Morrot G, Zachowski A, Devaux P F
Institut de Biologie Physico-Chimique, Paris, France.
FEBS Lett. 1990 Jun 18;266(1-2):29-32. doi: 10.1016/0014-5793(90)81498-d.
A Mg2(+)-ATPase-enriched fraction was obtained from solubilized human erythrocyte membranes by ammonium sulphate precipitation and anion-exchange chromatography. The solubilized enzyme, of apparent molecular weight 120 kDa, requires phosphatidylserine to be fully active. Phosphatidylethanolamine but not other anionic phospholipids can only partially restore the activity. The Mg-ATPase has a low affinity for Mg2(+)-ATP and is inhibited by fluoride, vanadate, vanadyl and calcium ions. From these characteristics, we infer that this Mg2(+)-ATPase is the same protein as the aminophospholipid translocase which regulates the membrane phospholipid transverse distribution in human erythrocytes by actively transporting aminophospholipids from the outer to the inner monolayer.

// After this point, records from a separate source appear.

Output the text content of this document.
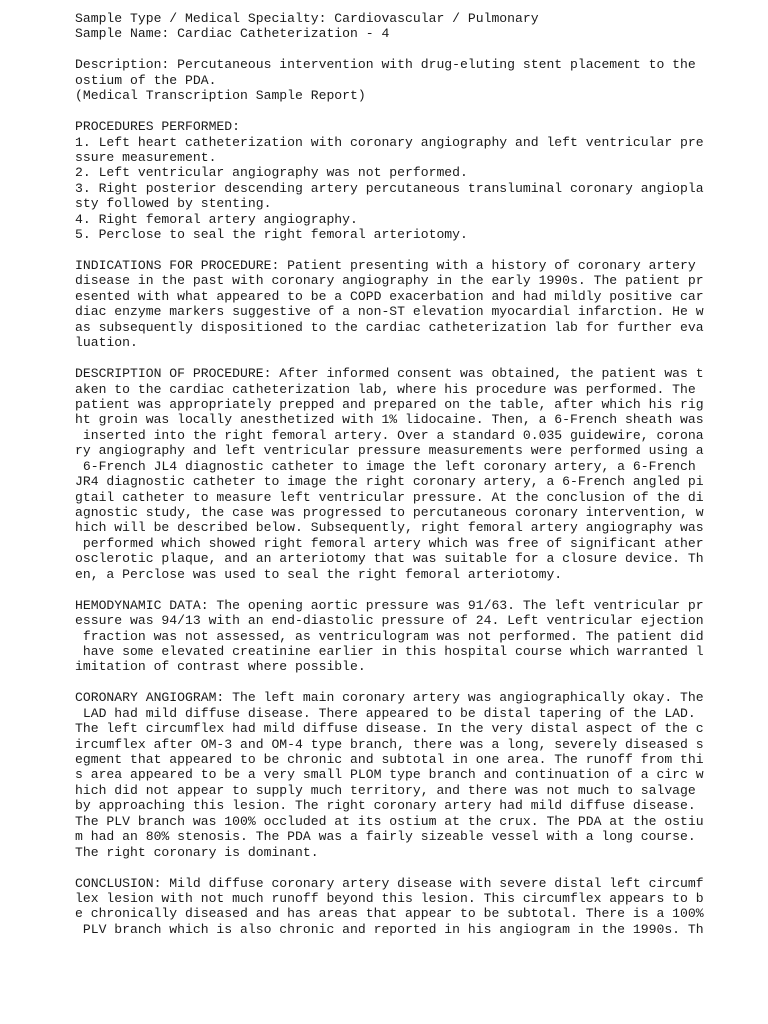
Sample Type / Medical Specialty: Cardiovascular / Pulmonary
Sample Name: Cardiac Catheterization - 4
Description: Percutaneous intervention with drug-eluting stent placement to the
ostium of the PDA.
(Medical Transcription Sample Report)
PROCEDURES PERFORMED:
1. Left heart catheterization with coronary angiography and left ventricular pre
ssure measurement.
2. Left ventricular angiography was not performed.
3. Right posterior descending artery percutaneous transluminal coronary angiopla
sty followed by stenting.
4. Right femoral artery angiography.
5. Perclose to seal the right femoral arteriotomy.
INDICATIONS FOR PROCEDURE: Patient presenting with a history of coronary artery
disease in the past with coronary angiography in the early 1990s. The patient pr
esented with what appeared to be a COPD exacerbation and had mildly positive car
diac enzyme markers suggestive of a non-ST elevation myocardial infarction. He w
as subsequently dispositioned to the cardiac catheterization lab for further eva
luation.
DESCRIPTION OF PROCEDURE: After informed consent was obtained, the patient was t
aken to the cardiac catheterization lab, where his procedure was performed. The
patient was appropriately prepped and prepared on the table, after which his rig
ht groin was locally anesthetized with 1% lidocaine. Then, a 6-French sheath was
inserted into the right femoral artery. Over a standard 0.035 guidewire, corona
ry angiography and left ventricular pressure measurements were performed using a
6-French JL4 diagnostic catheter to image the left coronary artery, a 6-French
JR4 diagnostic catheter to image the right coronary artery, a 6-French angled pi
gtail catheter to measure left ventricular pressure. At the conclusion of the di
agnostic study, the case was progressed to percutaneous coronary intervention, w
hich will be described below. Subsequently, right femoral artery angiography was
performed which showed right femoral artery which was free of significant ather
osclerotic plaque, and an arteriotomy that was suitable for a closure device. Th
en, a Perclose was used to seal the right femoral arteriotomy.
HEMODYNAMIC DATA: The opening aortic pressure was 91/63. The left ventricular pr
essure was 94/13 with an end-diastolic pressure of 24. Left ventricular ejection
fraction was not assessed, as ventriculogram was not performed. The patient did
have some elevated creatinine earlier in this hospital course which warranted l
imitation of contrast where possible.
CORONARY ANGIOGRAM: The left main coronary artery was angiographically okay. The
LAD had mild diffuse disease. There appeared to be distal tapering of the LAD.
The left circumflex had mild diffuse disease. In the very distal aspect of the c
ircumflex after OM-3 and OM-4 type branch, there was a long, severely diseased s
egment that appeared to be chronic and subtotal in one area. The runoff from thi
s area appeared to be a very small PLOM type branch and continuation of a circ w
hich did not appear to supply much territory, and there was not much to salvage
by approaching this lesion. The right coronary artery had mild diffuse disease.
The PLV branch was 100% occluded at its ostium at the crux. The PDA at the ostiu
m had an 80% stenosis. The PDA was a fairly sizeable vessel with a long course.
The right coronary is dominant.
CONCLUSION: Mild diffuse coronary artery disease with severe distal left circumf
lex lesion with not much runoff beyond this lesion. This circumflex appears to b
e chronically diseased and has areas that appear to be subtotal. There is a 100%
PLV branch which is also chronic and reported in his angiogram in the 1990s. Th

通过硫酸铵沉淀和阴离子交换色谱法,从溶解的人红细胞膜中获得了富含Mg2(+)-ATP酶的组分。溶解的酶表观分子量为120 kDa,需要磷脂酰丝氨酸才能完全激活。磷脂酰乙醇胺而非其他阴离子磷脂只能部分恢复活性。Mg-ATP酶对Mg2(+)-ATP的亲和力较低,并受到氟化物、钒酸盐、钒酰离子和钙离子的抑制。从这些特性来看,我们推断这种Mg2(+)-ATP酶与氨基磷脂转位酶是同一种蛋白质,后者通过将氨基磷脂从外单层主动运输到内单层来调节人红细胞膜磷脂的横向分布。